The race to elect a new Alberta premier and leader of the United Conservative Party winds down to the final weeks.
Who will be the best person to lead the party and the government into a prosperous future for the province?
People in rural and northern regions are looking for a premier to address various issues that have hurt their communities for far too long.
Former Wildrose Party leader Danielle Smith showed that she is a champion of rural regions when she spoke to about 60 people at a townhall meeting Aug. 4 in High Prairie.
She heard all about the chronic concerns of poor healthcare service from local residents.
Smith is determined to fix the healthcare system that has hurt rural and remote regions since Alberta Health Services was established in 2008.
If elected premier and UCP leader, she says she would return local health authorities.
Smith says she wants to restructure the governance of health care to give decisions to local healthcare boards or councils to make decisions in the best interest of the community.
They would also be able to recruit physicians and other health professionals to work in hospitals to provide services close to home for patients and residents.
AHS has a chronic record of focusing on hospitals in major centres and ignoring rural and remote regions.
Although she lives in High River, Smith has a passion for the north.
She also shared her vision to create a northern economic corridor which would also include enhanced broadband service.
“If you want rural communities to grow, you have to have the right infrastructure,” Smith says.
“We would be able to build highways, pipelines and broadband, bring clean water to First Nations and become the economic hub of western Canada.”
She says it would build communities and attract newcomers, families and workers to fill job positions and cause huge growth.
Smith is the first visiting candidate to share her platform and respond to issues in the region.
As people talked about Smith after the meeting, many wondered what candidate will be the next to tour the local region.
To deal with healthcare and economic issues, it seems that Smith may be just what the doctor ordered.

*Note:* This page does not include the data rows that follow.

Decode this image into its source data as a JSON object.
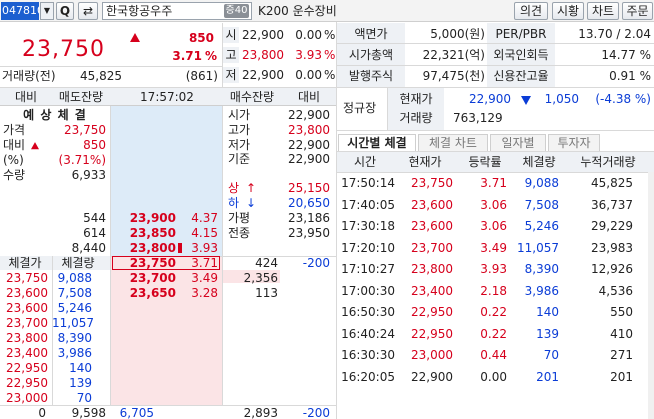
{
  "toolbar": {
    "code": "047810",
    "name": "한국항공우주",
    "badge": "증40",
    "index_label": "K200 운수장비",
    "btn_opinion": "의견",
    "btn_quote": "시황",
    "btn_chart": "차트",
    "btn_order": "주문",
    "search_glyph": "Q",
    "refresh_glyph": "⇄"
  },
  "summary": {
    "price": "23,750",
    "change": "850",
    "change_pct": "3.71",
    "pct_sign": "%",
    "volume_label": "거래량(전)",
    "volume": "45,825",
    "volume_prev": "(861)",
    "ohl": [
      {
        "label": "시",
        "value": "22,900",
        "pct": "0.00",
        "unit": "%"
      },
      {
        "label": "고",
        "value": "23,800",
        "pct": "3.93",
        "unit": "%"
      },
      {
        "label": "저",
        "value": "22,900",
        "pct": "0.00",
        "unit": "%"
      }
    ]
  },
  "info": {
    "rows": [
      {
        "l1": "액면가",
        "v1": "5,000(원)",
        "l2": "PER/PBR",
        "v2": "13.70 / 2.04"
      },
      {
        "l1": "시가총액",
        "v1": "22,321(억)",
        "l2": "외국인회득",
        "v2": "14.77 %"
      },
      {
        "l1": "발행주식",
        "v1": "97,475(천)",
        "l2": "신용잔고율",
        "v2": "0.91 %"
      }
    ],
    "regular_label": "정규장",
    "cur_label": "현재가",
    "cur_value": "22,900",
    "cur_change": "1,050",
    "cur_pct": "(-4.38 %)",
    "vol_label": "거래량",
    "vol_value": "763,129"
  },
  "orderbook": {
    "header": {
      "h1": "대비",
      "h2": "매도잔량",
      "time": "17:57:02",
      "h3": "매수잔량",
      "h4": "대비"
    },
    "expected": {
      "title": "예 상 체 결",
      "rows": [
        {
          "label": "가격",
          "value": "23,750"
        },
        {
          "label": "대비",
          "value": "850"
        },
        {
          "label": "(%)",
          "value": "(3.71%)"
        },
        {
          "label": "수량",
          "value": "6,933"
        }
      ]
    },
    "right_stats": [
      {
        "label": "시가",
        "value": "22,900"
      },
      {
        "label": "고가",
        "value": "23,800"
      },
      {
        "label": "저가",
        "value": "22,900"
      },
      {
        "label": "기준",
        "value": "22,900"
      }
    ],
    "limits": [
      {
        "label": "상",
        "arrow": "↑",
        "value": "25,150"
      },
      {
        "label": "하",
        "arrow": "↓",
        "value": "20,650"
      },
      {
        "label": "가평",
        "arrow": "",
        "value": "23,186"
      },
      {
        "label": "전종",
        "arrow": "",
        "value": "23,950"
      }
    ],
    "asks": [
      {
        "qty": "544",
        "price": "23,900",
        "pct": "4.37"
      },
      {
        "qty": "614",
        "price": "23,850",
        "pct": "4.15"
      },
      {
        "qty": "8,440",
        "price": "23,800",
        "pct": "3.93"
      }
    ],
    "bids": [
      {
        "price": "23,750",
        "pct": "3.71",
        "qty": "424",
        "diff": "-200"
      },
      {
        "price": "23,700",
        "pct": "3.49",
        "qty": "2,356",
        "diff": ""
      },
      {
        "price": "23,650",
        "pct": "3.28",
        "qty": "113",
        "diff": ""
      }
    ],
    "ticks_header": {
      "price": "체결가",
      "qty": "체결량"
    },
    "ticks": [
      {
        "price": "23,750",
        "qty": "9,088"
      },
      {
        "price": "23,600",
        "qty": "7,508"
      },
      {
        "price": "23,600",
        "qty": "5,246"
      },
      {
        "price": "23,700",
        "qty": "11,057"
      },
      {
        "price": "23,800",
        "qty": "8,390"
      },
      {
        "price": "23,400",
        "qty": "3,986"
      },
      {
        "price": "22,950",
        "qty": "140"
      },
      {
        "price": "22,950",
        "qty": "139"
      },
      {
        "price": "23,000",
        "qty": "70"
      }
    ],
    "footer": {
      "f1": "0",
      "f2": "9,598",
      "f3": "6,705",
      "f4": "2,893",
      "f5": "-200"
    }
  },
  "timetable": {
    "tabs": [
      "시간별 체결",
      "체결 차트",
      "일자별",
      "투자자"
    ],
    "columns": [
      "시간",
      "현재가",
      "등락률",
      "체결량",
      "누적거래량"
    ],
    "rows": [
      {
        "t": "17:50:14",
        "p": "23,750",
        "r": "3.71",
        "q": "9,088",
        "c": "45,825"
      },
      {
        "t": "17:40:05",
        "p": "23,600",
        "r": "3.06",
        "q": "7,508",
        "c": "36,737"
      },
      {
        "t": "17:30:18",
        "p": "23,600",
        "r": "3.06",
        "q": "5,246",
        "c": "29,229"
      },
      {
        "t": "17:20:10",
        "p": "23,700",
        "r": "3.49",
        "q": "11,057",
        "c": "23,983"
      },
      {
        "t": "17:10:27",
        "p": "23,800",
        "r": "3.93",
        "q": "8,390",
        "c": "12,926"
      },
      {
        "t": "17:00:30",
        "p": "23,400",
        "r": "2.18",
        "q": "3,986",
        "c": "4,536"
      },
      {
        "t": "16:50:30",
        "p": "22,950",
        "r": "0.22",
        "q": "140",
        "c": "550"
      },
      {
        "t": "16:40:24",
        "p": "22,950",
        "r": "0.22",
        "q": "139",
        "c": "410"
      },
      {
        "t": "16:30:30",
        "p": "23,000",
        "r": "0.44",
        "q": "70",
        "c": "271"
      },
      {
        "t": "16:20:05",
        "p": "22,900",
        "r": "0.00",
        "q": "201",
        "c": "201"
      }
    ]
  }
}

A column in the Edmonton Sun in early August states she has a comfortable lead in a recent poll by her team.
Grande Prairie – Wapiti MLA and former finance minister Travis Toews is touted as Smith’s strongest challenger.
Representing the Falher-McLennan region, Central Peace – Notley MLA Todd Loewen announced his platform in the June 8 and June 15 edition of the South Peace News.
The doors to local communities are open to Toews, Loewen and the other candidates Brian Jean, Leela Aheer, Rebecca Schulz and Rajan Sawhney.
Candidates will no doubt be busy on the campaign before UCP members vote Oct. 6.